Optimization and Evaluation of Multi Robot Surface Inspection Through Particle Swarm Optimization

TL;DR

This paper presents an optimization framework for multi-robot surface inspection tasks using Particle Swarm Optimization, demonstrating significant improvements in decision accuracy and efficiency in simulated environments.

Contribution

It introduces a PSO-based optimization method for tuning parameters of a decentralized inspection algorithm in multi-robot swarms, validated through extensive simulations.

Findings

Up to 55% improvement in median fitness evaluations.

Effective noise-resistant heuristic optimization scheme.

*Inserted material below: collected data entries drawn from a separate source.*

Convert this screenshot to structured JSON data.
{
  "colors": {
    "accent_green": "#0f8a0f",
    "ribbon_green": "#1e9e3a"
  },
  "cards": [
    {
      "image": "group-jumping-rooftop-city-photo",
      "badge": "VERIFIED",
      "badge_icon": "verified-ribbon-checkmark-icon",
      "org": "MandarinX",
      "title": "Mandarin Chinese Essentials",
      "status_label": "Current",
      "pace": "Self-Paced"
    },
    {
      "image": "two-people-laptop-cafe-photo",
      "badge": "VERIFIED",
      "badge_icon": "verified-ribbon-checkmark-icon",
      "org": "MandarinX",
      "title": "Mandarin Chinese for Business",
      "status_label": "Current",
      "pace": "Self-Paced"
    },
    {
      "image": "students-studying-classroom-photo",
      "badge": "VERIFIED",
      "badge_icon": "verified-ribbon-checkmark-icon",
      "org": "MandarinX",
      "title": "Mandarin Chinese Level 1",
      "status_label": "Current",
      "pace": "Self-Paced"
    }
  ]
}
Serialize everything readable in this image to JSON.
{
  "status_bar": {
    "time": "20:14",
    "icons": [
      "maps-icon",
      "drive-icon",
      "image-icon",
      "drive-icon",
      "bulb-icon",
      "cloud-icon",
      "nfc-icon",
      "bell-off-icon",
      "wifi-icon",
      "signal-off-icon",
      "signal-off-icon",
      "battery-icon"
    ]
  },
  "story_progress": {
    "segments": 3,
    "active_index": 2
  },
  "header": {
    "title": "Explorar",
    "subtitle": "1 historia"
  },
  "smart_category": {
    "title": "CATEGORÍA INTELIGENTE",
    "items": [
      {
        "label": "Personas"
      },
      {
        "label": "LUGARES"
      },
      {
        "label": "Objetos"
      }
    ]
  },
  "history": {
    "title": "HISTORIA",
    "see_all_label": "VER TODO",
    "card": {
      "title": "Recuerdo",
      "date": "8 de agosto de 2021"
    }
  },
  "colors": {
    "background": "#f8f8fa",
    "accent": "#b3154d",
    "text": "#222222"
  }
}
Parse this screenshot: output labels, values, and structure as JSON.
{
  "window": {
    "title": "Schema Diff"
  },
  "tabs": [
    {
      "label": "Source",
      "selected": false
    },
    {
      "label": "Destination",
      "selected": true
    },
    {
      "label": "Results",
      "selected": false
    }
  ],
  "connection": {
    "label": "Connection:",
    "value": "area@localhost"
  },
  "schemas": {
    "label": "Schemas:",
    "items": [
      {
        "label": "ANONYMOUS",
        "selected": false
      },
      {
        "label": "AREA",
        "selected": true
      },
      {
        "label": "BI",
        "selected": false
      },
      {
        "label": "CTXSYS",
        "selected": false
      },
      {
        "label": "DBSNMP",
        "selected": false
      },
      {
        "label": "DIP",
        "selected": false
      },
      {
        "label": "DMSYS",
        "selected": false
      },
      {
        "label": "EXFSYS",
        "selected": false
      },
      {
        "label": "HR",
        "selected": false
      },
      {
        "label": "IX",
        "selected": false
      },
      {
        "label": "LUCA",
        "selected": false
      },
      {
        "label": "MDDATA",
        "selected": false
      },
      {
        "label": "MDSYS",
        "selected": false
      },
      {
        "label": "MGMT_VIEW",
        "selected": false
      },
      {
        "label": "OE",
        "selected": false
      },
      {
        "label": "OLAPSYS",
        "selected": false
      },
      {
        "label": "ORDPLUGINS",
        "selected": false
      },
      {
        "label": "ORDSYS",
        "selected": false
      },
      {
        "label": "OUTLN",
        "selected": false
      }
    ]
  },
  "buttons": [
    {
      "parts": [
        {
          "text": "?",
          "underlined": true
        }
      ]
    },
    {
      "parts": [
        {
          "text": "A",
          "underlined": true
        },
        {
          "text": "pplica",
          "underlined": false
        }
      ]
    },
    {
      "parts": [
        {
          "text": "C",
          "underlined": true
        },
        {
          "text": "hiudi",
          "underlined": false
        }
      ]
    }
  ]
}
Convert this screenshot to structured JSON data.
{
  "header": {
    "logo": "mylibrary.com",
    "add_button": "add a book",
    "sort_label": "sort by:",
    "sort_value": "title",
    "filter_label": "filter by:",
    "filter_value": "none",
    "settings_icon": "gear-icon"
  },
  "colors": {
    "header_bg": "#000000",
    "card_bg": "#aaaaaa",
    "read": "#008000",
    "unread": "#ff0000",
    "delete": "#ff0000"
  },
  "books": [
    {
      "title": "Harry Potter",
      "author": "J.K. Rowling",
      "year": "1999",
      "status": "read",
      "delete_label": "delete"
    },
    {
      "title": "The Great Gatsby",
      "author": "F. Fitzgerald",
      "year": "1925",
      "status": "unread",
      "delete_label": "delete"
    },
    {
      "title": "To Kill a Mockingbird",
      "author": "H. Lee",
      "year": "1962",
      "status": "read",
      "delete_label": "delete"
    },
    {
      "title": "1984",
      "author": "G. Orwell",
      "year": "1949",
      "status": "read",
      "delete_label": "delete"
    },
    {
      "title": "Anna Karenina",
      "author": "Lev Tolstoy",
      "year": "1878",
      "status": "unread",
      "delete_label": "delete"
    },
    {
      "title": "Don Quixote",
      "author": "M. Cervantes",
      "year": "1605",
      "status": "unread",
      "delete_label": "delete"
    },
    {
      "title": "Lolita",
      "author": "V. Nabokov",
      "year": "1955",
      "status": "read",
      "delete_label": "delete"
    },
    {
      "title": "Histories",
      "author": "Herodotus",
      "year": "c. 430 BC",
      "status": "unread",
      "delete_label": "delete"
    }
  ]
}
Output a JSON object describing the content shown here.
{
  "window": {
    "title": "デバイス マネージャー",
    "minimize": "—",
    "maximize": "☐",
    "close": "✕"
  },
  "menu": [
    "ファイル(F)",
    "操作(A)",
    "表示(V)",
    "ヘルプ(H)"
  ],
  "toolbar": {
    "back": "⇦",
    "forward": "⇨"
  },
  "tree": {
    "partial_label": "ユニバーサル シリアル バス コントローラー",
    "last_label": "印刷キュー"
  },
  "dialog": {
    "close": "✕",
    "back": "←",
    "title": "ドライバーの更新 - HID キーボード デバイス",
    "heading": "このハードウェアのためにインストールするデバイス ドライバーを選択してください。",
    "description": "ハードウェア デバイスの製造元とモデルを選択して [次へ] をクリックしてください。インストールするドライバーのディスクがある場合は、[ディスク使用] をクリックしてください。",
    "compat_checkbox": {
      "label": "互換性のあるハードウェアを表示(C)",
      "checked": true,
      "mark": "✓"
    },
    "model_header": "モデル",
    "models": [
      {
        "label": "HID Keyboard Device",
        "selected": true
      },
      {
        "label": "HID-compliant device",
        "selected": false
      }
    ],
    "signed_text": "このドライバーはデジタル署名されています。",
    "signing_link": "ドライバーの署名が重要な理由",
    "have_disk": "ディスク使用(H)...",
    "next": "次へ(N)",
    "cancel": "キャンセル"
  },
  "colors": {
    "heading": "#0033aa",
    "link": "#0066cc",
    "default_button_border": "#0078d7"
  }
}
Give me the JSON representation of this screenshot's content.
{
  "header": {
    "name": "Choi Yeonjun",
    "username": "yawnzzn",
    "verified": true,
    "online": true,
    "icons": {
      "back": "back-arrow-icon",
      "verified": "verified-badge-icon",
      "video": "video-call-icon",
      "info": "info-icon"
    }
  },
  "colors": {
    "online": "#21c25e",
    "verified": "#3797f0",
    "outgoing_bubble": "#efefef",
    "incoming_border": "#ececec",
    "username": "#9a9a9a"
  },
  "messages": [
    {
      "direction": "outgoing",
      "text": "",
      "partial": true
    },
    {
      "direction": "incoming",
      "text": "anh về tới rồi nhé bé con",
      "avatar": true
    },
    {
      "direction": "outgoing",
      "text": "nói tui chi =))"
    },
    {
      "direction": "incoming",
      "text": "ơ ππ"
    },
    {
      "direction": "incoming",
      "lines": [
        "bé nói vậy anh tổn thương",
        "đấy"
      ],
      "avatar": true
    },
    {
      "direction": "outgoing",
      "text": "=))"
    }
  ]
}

Validated with 100 randomized simulation scenarios.

Abstract

Robot swarms can be tasked with a variety of automated sensing and inspection applications in aerial, aquatic, and surface environments. In this paper, we study a simplified two-outcome surface inspection task. We task a group of robots to inspect and collectively classify a 2D surface section based on a binary pattern projected on the surface. We use a decentralized Bayesian decision-making algorithm and deploy a swarm of miniature 3-cm sized wheeled robots to inspect randomized black and white tiles of $1m\times 1m$. We first describe the model parameters that characterize our simulated environment, the robot swarm, and the inspection algorithm. We then employ a noise-resistant heuristic optimization scheme based on the Particle Swarm Optimization (PSO) using a fitness evaluation that combines decision accuracy and decision time. We use our fitness measure definition to asses the optimized parameters through 100 randomized simulations that vary surface pattern and initial robot poses. The optimized algorithm parameters show up to a 55% improvement in median of fitness evaluations against an empirically chosen parameter set.